Blueberry morning, creamiest oatmeal we've had in a year!  Something special about returning to food you are familiar with.  We passed by fields of blueberry plants loaded with berries as we rode towards the Rockies out of Vancouver.  Two pounds fresh picked, sold out of the farmer's garage cost $4 Canadian.  How could we pass that up?
After a day of biking and starting out the Kettle Valley Trail out of Princeton, British Columbia, Tarn is deep into his downloaded book.  We camped on a piece of land donated to trail users in honor of the original homesteaders of the land.  Most gorgeous wild camping we've had. Not a speck of garbage, wildflowers everywhere, and layers of mountains beyond the gentle high country valley we were traveling up at railroad grade - 3%.  Pretty awesome.

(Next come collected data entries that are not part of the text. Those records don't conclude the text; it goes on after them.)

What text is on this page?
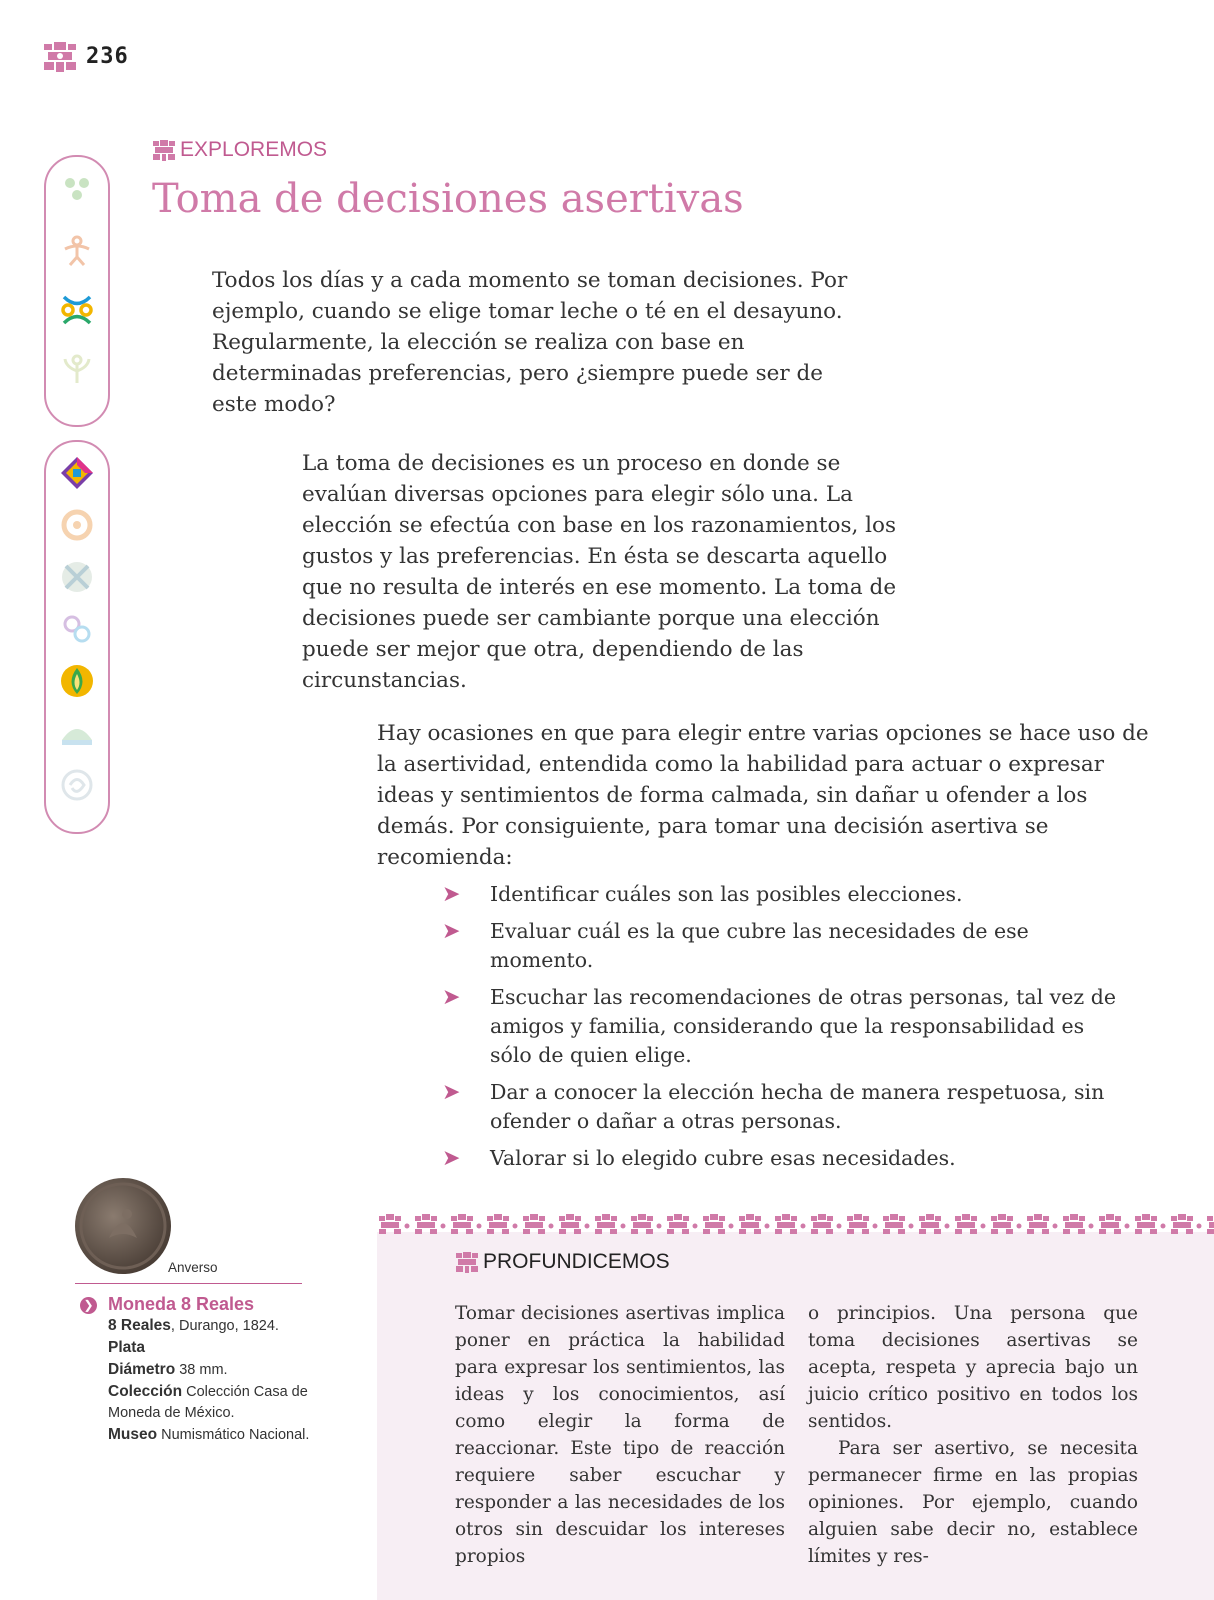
236
EXPLOREMOS
Toma de decisiones asertivas

Todos los días y a cada momento se toman decisiones. Por ejemplo, cuando se elige tomar leche o té en el desayuno. Regularmente, la elección se realiza con base en determinadas preferencias, pero ¿siempre puede ser de este modo?

La toma de decisiones es un proceso en donde se evalúan diversas opciones para elegir sólo una. La elección se efectúa con base en los razonamientos, los gustos y las preferencias. En ésta se descarta aquello que no resulta de interés en ese momento. La toma de decisiones puede ser cambiante porque una elección puede ser mejor que otra, dependiendo de las circunstancias.

Hay ocasiones en que para elegir entre varias opciones se hace uso de la asertividad, entendida como la habilidad para actuar o expresar ideas y sentimientos de forma calmada, sin dañar u ofender a los demás. Por consiguiente, para tomar una decisión asertiva se recomienda:

➤ Identificar cuáles son las posibles elecciones.
➤ Evaluar cuál es la que cubre las necesidades de ese momento.
➤ Escuchar las recomendaciones de otras personas, tal vez de amigos y familia, considerando que la responsabilidad es sólo de quien elige.
➤ Dar a conocer la elección hecha de manera respetuosa, sin ofender o dañar a otras personas.
➤ Valorar si lo elegido cubre esas necesidades.
Anverso
❯ Moneda 8 Reales
8 Reales, Durango, 1824.
Plata
Diámetro 38 mm.
Colección Colección Casa de Moneda de México.
Museo Numismático Nacional.
PROFUNDICEMOS

Tomar decisiones asertivas implica poner en práctica la habilidad para expresar los sentimientos, las ideas y los conocimientos, así como elegir la forma de reaccionar. Este tipo de reacción requiere saber escuchar y responder a las necesidades de los otros sin descuidar los intereses propios

o principios. Una persona que toma decisiones asertivas se acepta, respeta y aprecia bajo un juicio crítico positivo en todos los sentidos.
Para ser asertivo, se necesita permanecer firme en las propias opiniones. Por ejemplo, cuando alguien sabe decir no, establece límites y res-
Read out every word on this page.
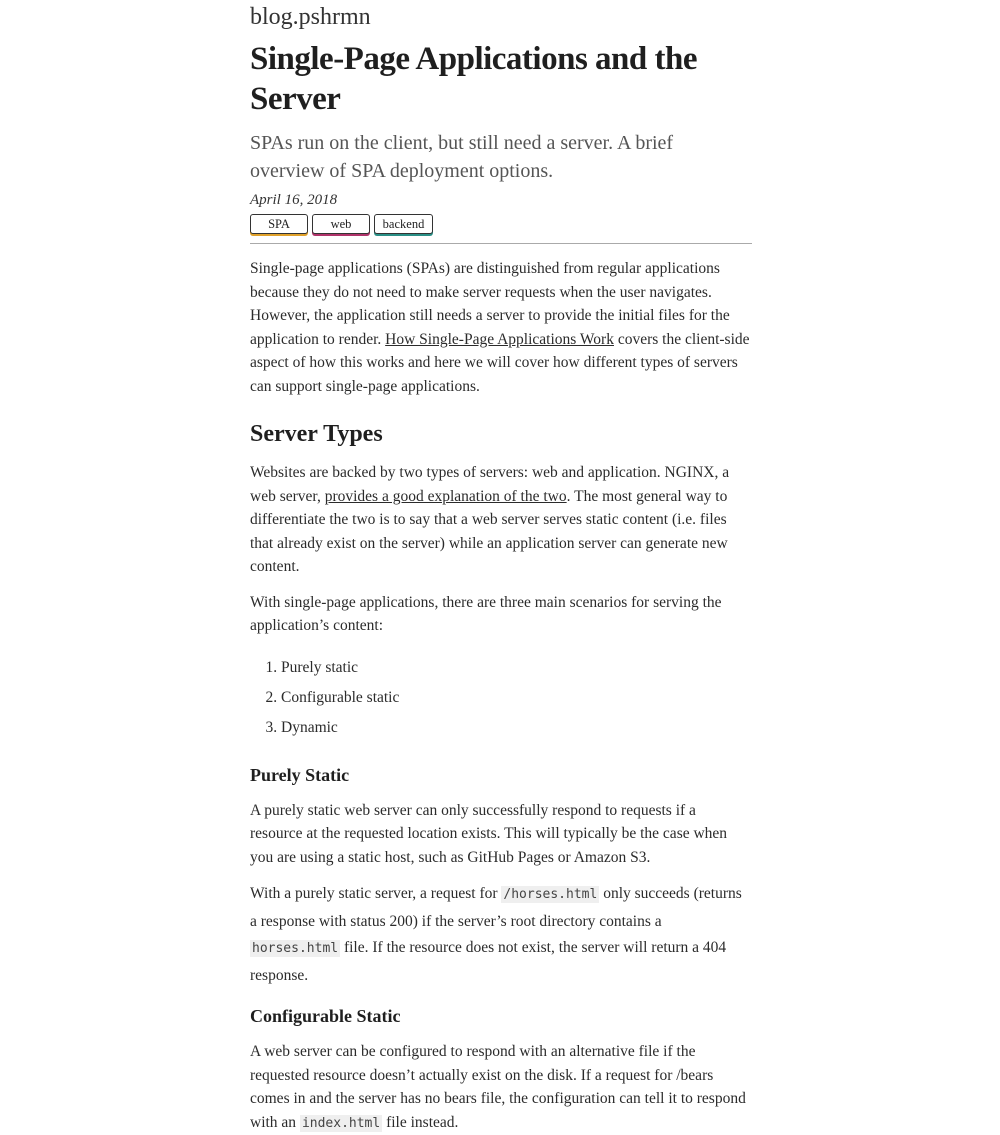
blog.pshrmn
Single-Page Applications and the Server
SPAs run on the client, but still need a server. A brief overview of SPA deployment options.
April 16, 2018
SPA	web	backend

Single-page applications (SPAs) are distinguished from regular applications because they do not need to make server requests when the user navigates. However, the application still needs a server to provide the initial files for the application to render. How Single-Page Applications Work covers the client-side aspect of how this works and here we will cover how different types of servers can support single-page applications.

Server Types

Websites are backed by two types of servers: web and application. NGINX, a web server, provides a good explanation of the two. The most general way to differentiate the two is to say that a web server serves static content (i.e. files that already exist on the server) while an application server can generate new content.

With single-page applications, there are three main scenarios for serving the application’s content:

1. Purely static
2. Configurable static
3. Dynamic
Purely Static

A purely static web server can only successfully respond to requests if a resource at the requested location exists. This will typically be the case when you are using a static host, such as GitHub Pages or Amazon S3.

With a purely static server, a request for /horses.html only succeeds (returns a response with status 200) if the server’s root directory contains a horses.html file. If the resource does not exist, the server will return a 404 response.

Configurable Static

A web server can be configured to respond with an alternative file if the requested resource doesn’t actually exist on the disk. If a request for /bears comes in and the server has no bears file, the configuration can tell it to respond with an index.html file instead.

Wow, what a country we live in.  We have traveled through 18 countries in the past 12 months and I am so happy to have these last few weeks to travel mine.  True pleasures?  Speaking the language and talking to people. Being able to get local knowledge multiple times a day. Buying food I'm familiar with and being on a closer time zone to family and friends.  Traveling slow, our style, through areas I've zoomed by in a car - the route from Vancouver to Calgary.  Taking in the beauty of the Canadian Rockies from the western approach.  Currently we are in Okanagan Falls taking a rest day.  The weather has been hot and clear for days, following our wet, chilly exit out of the lower mainland Vancouver.  We hopped onto the Kettle Valley Trail (a rail-to-trail route) and found amazing camping, fun single track and chopped up loose/rocky portions that were possible to  route off of to quiet and smooth dirt or paved roads.  We must be home by July 31st, Sampson takes a diploma exam in Calgary on August 1st.  Ahead we have numerous mountain passes and friends we hope to visit along the way.   We continue to "write our itinerary" at the end of each day; we are amazed each evening at what adventure and un-predicted circumstances and opportunities we had encountered that day.  We love this way travel, yet love our life in Calgary also and this trip will come to conclusion very soon.  I look forward to the smiling faces of the kids I get to care for in my Day Home, having a stove top with iron cookware and an oven for the baked goods Sampson, Markos and Tarn have brought up time and time again over this past year; our shady back yard and our wonderful neighbours who have cared for our home and our dear cat Vera over this past year.  Homecoming will be outstanding!

  (But we still get to live the life of the traveler for 2 more weeks!  Yee haw!)